What to expect when we are back at work in Level 3

What to expect when we are back at work in Level 3


By Wendy Tlou – Exec Head: Humanitarian Response & Behaviour Change Pillars at The Solidarity Fund

If, as the saying goes, the only thing certain in life is uncertainty, then it is understandable that with South Africans back at work while the second, deadly wave of Coronavirus is tearing through the land, they will have vital questions that need answers to take away that uncertainty.

Knowledge is power during a pandemic. Knowing how to stay safe from the virus, to protect the health of yourself and others is not only your duty and responsibility to your work colleagues, but it imparts the power to ensure a sense of normalcy and comfort in these uncertain, unprecedented and most frightening of times.

Wendy Tlou – Exec Head: Humanitarian Response & Behaviour Change Pillars at The Solidarity Fund

The most common questions those who have to go to a physical place of work or interact frequently with work colleagues and customers include:

Rules around the use and provision of personal protection equipment;

Rules around social distancing at the work place;

Protocol with regard to sanitisation;

What the responsibilities of employers are;

How to recognise symptoms in themselves and others;

What to do if they are infected;

What their rights with regards to continued employment if they catch the virus;

How to return to work after recovering.

The best place to start is with the simple, most basic and effective behaviours. These are not new and we have been practicing them for some time now. They have been part of the message from health authorities and government since the virus was first detected in South Africa, and are the core message of the Solidarity Fund’s #UnityinAction campaign, which aims to instil these basic behavioural changes in South Africans. Wear a mask and do so properly over your mouth and nose, social distance and stay at home as much as you can in line with the current lockdown regulations.

Consistent hand washing and the use of sanitiser is a necessary weapon in the physical work place as well as for the millions who rely on public transport to get to and from work. The virus has been shown to spread more via the respiratory system, but touching infected surfaces and then your face, can lead to infection. There is no such thing as being too safe.

To start, how can workers stay safe on public transport? The Solidarity Fund’s #UnityinAction campaign activists at taxi ranks report that owners and marshals are aware of protocols. Temperatures and symptom checks must be made before boarding, masks must be worn by drivers and commuters, sanitiser must be provided and windows open for ventilation.

What responsibilities do employers have towards the health and safety of employees?

The Government has gazetted detailed safety measures for the workplace for Coronavirus, which include providing suitable masks free-of-charge, facilities to regularly and consistently sanitise hands and sufficient free sanitiser.

They must limit interactions between employees, clients and customers, implement staggered shifts so staff are not all in the workspace at the same time, have different entry points for different sets of employees and restrict the areas they are allowed to access.
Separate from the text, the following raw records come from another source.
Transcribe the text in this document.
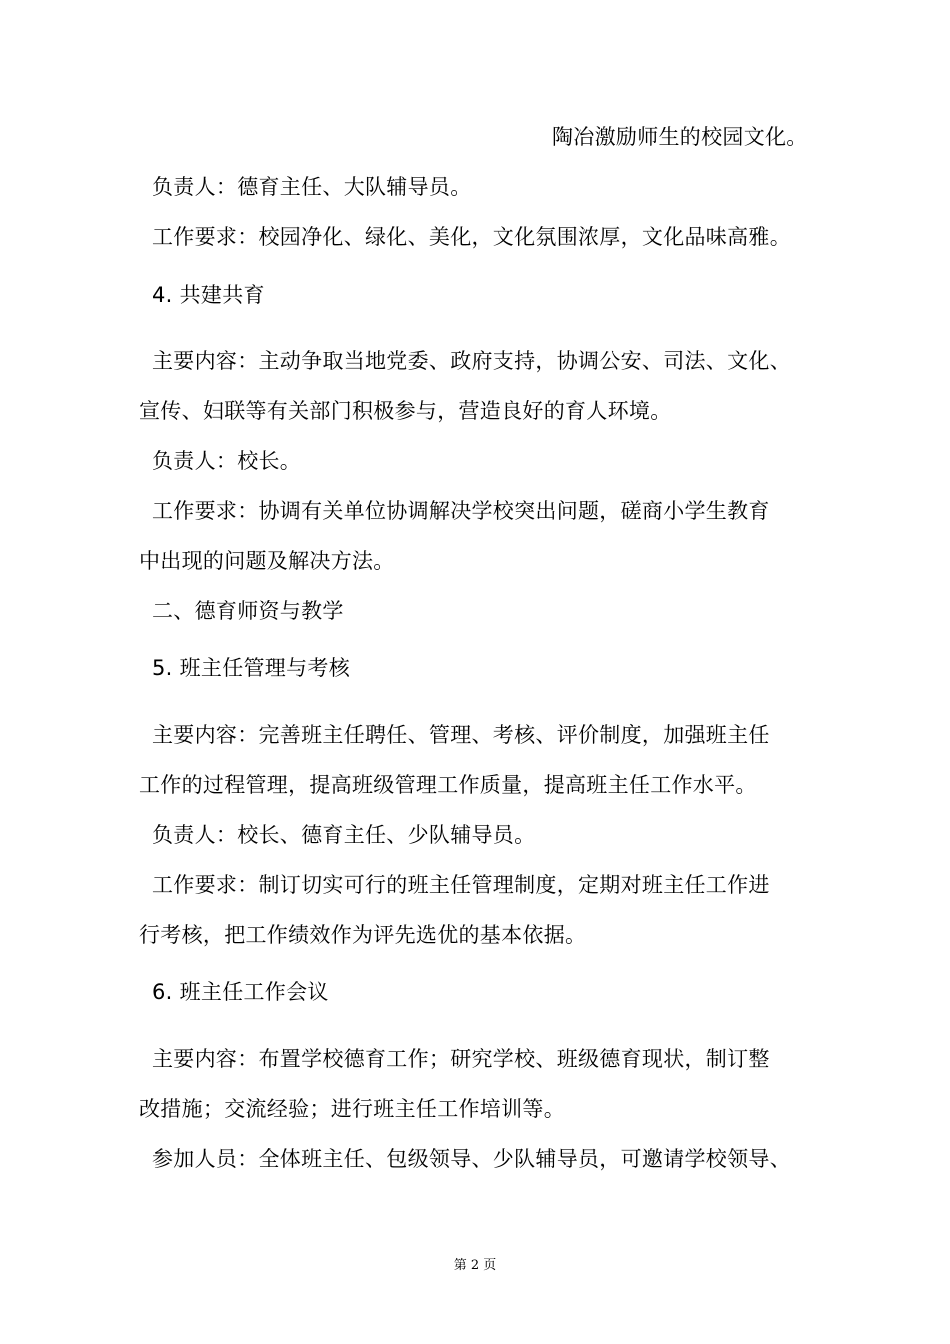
陶冶激励师生的校园文化。
负责人：德育主任、大队辅导员。
工作要求：校园净化、绿化、美化，文化氛围浓厚，文化品味高雅。
4. 共建共育
主要内容：主动争取当地党委、政府支持，协调公安、司法、文化、
宣传、妇联等有关部门积极参与，营造良好的育人环境。
负责人：校长。
工作要求：协调有关单位协调解决学校突出问题，磋商小学生教育
中出现的问题及解决方法。
二、德育师资与教学
5. 班主任管理与考核
主要内容：完善班主任聘任、管理、考核、评价制度，加强班主任
工作的过程管理，提高班级管理工作质量，提高班主任工作水平。
负责人：校长、德育主任、少队辅导员。
工作要求：制订切实可行的班主任管理制度，定期对班主任工作进
行考核，把工作绩效作为评先选优的基本依据。
6. 班主任工作会议
主要内容：布置学校德育工作；研究学校、班级德育现状，制订整
改措施；交流经验；进行班主任工作培训等。
参加人员：全体班主任、包级领导、少队辅导员，可邀请学校领导、
第 2 页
What if an employee shows symptoms or gets infected? Employers must check for symptoms, disinfect surfaces and report infections to the medical authorities. Employees testing positive, displaying symptoms or feeling ill must quarantine at home on sick leave for 14 days. Employees are protected by the law during this time and cannot be penalised.

What happens if a worker tests positive, spends 14 days in isolation and returns to work? The National Institute for Communicable Diseases recommends the worker wears a surgical mask for 21 days and practises social distancing and optimal respiratory and hand hygiene.

Forewarned is forearmed for everyone who is back at work. The second wave of the Coronavirus has seen record numbers of infections and deaths, exacerbated by South Africans letting their guard down during the holiday period and straying from the behaviours and protocols that have become a part of our lives. Staying true to those, making them a natural part of our lives, will ensure that fewer workers become infected and remain a contributor to the country’s economic revival, and, most importantly, lessen the strain on the health system. Wear a mask properly, social distance, stay at home if you can and stick to safe hygiene practices.